Thursday, August 22, 2013

Verification and Validation in Pharmaceutical Quality Assurance

If you’re studying pharmaceutical quality assurance, you’ve probably encountered the concept of validation and verification. Though both are essential for drug manufacturing or any good quality management system, it is vital not to confuse the two terms. One refers to being sure that the end product is what is expected with a particular process, while the other focuses on if the process is being done correctly. They are a key focus in a pharmaceutical quality control diploma and understanding them is crucial to your education.
Verification
Verification proceeds validation, but it does not replace it. In this part of the manufacturing or research process, equipment, products, production methods or programs must be repeatedly tested. This proves they are reliable. Though there will always be a margin for error included in any calculations, after doing the verification stage you can say you’ve completed this side of pharmaceutical quality assurance to the best of your ability.
That means you will look into not only how it was put together and assembled, but also the people operating it and the conditions it is operating under. In medical manufacturing, whether it is pills or prosthetics, nothing may be left up to chance. That might mean strict temperature and humidity regulation or meticulous logging of the body motions of staff when they do a task.
Validation
Once everything has been verified, you may use the data to validate it. Validation looks more at the end product, basically making sure that the same thing results every time the process you verified is followed. In drug testing or even food safety certificate, this will involve everything from weighing samples to mandatory mechanical tests of permeability and chemical composition.

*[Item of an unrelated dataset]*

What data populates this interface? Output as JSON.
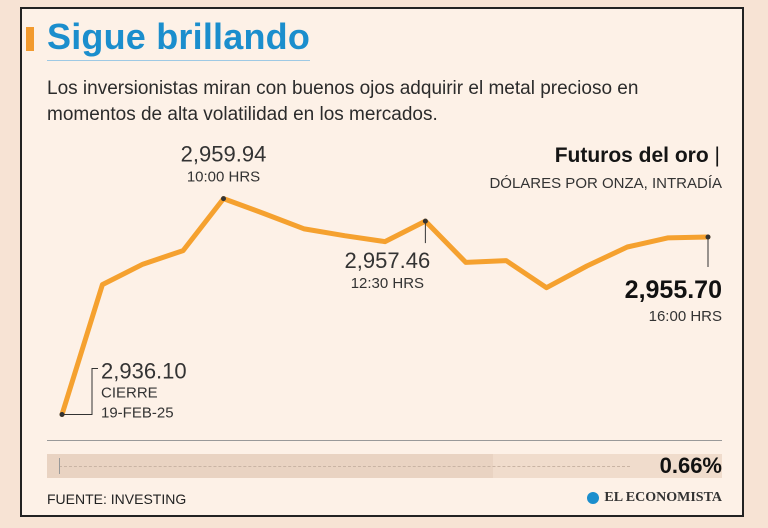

In both cases, who does what may change the term that applies. For example, regardless of who does what, pharmaceutical quality assurance requires four processes in regards to the tools you use:
  • Design Qualification (DQ)
  • Installation Qualification (IQ)
  • Operational Qualification (OQ)
  • Performance Qualification (PQ)
While the latter three are usually subject to verification and validation by the manufacturer, DQ is generally handled by the vendor, a separate entity. In that case it is verification. If they don’t, then in the manufacturer’s hands, the process of quality control becomes validation. This may seem complicated, but keep in mind that for example, a pill cutting machine, is the product of a separate manufacturing process. Ideally verification and validation runs all the way to the raw materials that went into the equipment and product. This is not excessive, because trace contamination is impossible to control for. Imagine the metal bolts that hold a machine to the factory floor.  If one particular batch of steel has less tensile strength than another, small irregularities will enter the process. Maybe one machine will be less steady than another, and make more errors leading to lopsided drug dosages. It’s no wonder pharmaceutical quality control students devote so much time to the subject!